Green (The Good Stuff)
- The hack has been identified and stopped.
- Developers can target Event-Stream version 3.3.4, which doesn’t include the suspect code. Copay versions 5.0.2 through 5.1.0 should not be used.
- Right9ctrl has apparently been banned from GitHub; their page is dark.
- This incident targeted a single cryptocurrency wallet.
Step 1️⃣ Go through the most popular inactive open source libraries
Step 2️⃣ Reach out to author and ask to help out
Step 3️⃣ Get push access and release a compromised version
Step 4️⃣ Reach 2 million applications within a weekhttps://t.co/T4CmEJrUmN pic.twitter.com/OZRWpMJCQ6
— Felix Krause (@KrauseFx) November 26, 2018
Users of open-source projects should have a ‘trust but verify’ mentality, but most care only that the libraries compile and run effectively. Similarly, maintainers should be more judicious about access to vital systems. The vetting of Right9ctrl seems to have focused on their activity and involvement with various other libraries, which is a good barometer for skill and interest, but not a measure of intent.

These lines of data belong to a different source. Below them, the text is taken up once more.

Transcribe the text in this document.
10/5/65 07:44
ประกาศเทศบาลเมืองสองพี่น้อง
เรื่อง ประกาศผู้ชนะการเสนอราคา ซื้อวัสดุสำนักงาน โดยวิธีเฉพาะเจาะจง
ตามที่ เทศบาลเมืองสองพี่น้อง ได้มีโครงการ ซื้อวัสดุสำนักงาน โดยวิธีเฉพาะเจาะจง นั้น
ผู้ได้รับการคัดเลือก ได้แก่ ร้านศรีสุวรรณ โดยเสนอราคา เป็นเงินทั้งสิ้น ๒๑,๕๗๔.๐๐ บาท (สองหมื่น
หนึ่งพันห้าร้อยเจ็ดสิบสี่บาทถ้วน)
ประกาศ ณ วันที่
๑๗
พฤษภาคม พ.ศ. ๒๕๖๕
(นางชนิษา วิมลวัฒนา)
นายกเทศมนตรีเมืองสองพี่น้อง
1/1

Levels of obscurity exist here, which is another issue altogether. The nefarious code was buried in a different, less popular repo, then included in the wildly popular Event-Stream. GitHub, essentially the de facto developer portal for open-source projects and libraries, doesn’t have a strong method for mapping dependencies. Sadly, GitHub repos still often read like documentation, which we’d argue many (most?) likely don’t read (or read to understand, at least).
As the malware focused on Copay, the damage wasn’t widespread. Rather, the ‘hack’ was a clever means to compromise Copay by infecting its dependencies; there was no way Right9ctrl would be allowed access to Copay directly, so they seeded their attack in a dependency. Clever.
Notably, the questionable code was discovered by a user or users poking through the repo. As with most endeavors on GitHub, this was a group effort, and it took a community to bring down the bad actor. Sadly, that’s not sustainable, so we’re hoping GitHub’s newest tool, which scans for malicious code in repos, scales quickly to help identify problems.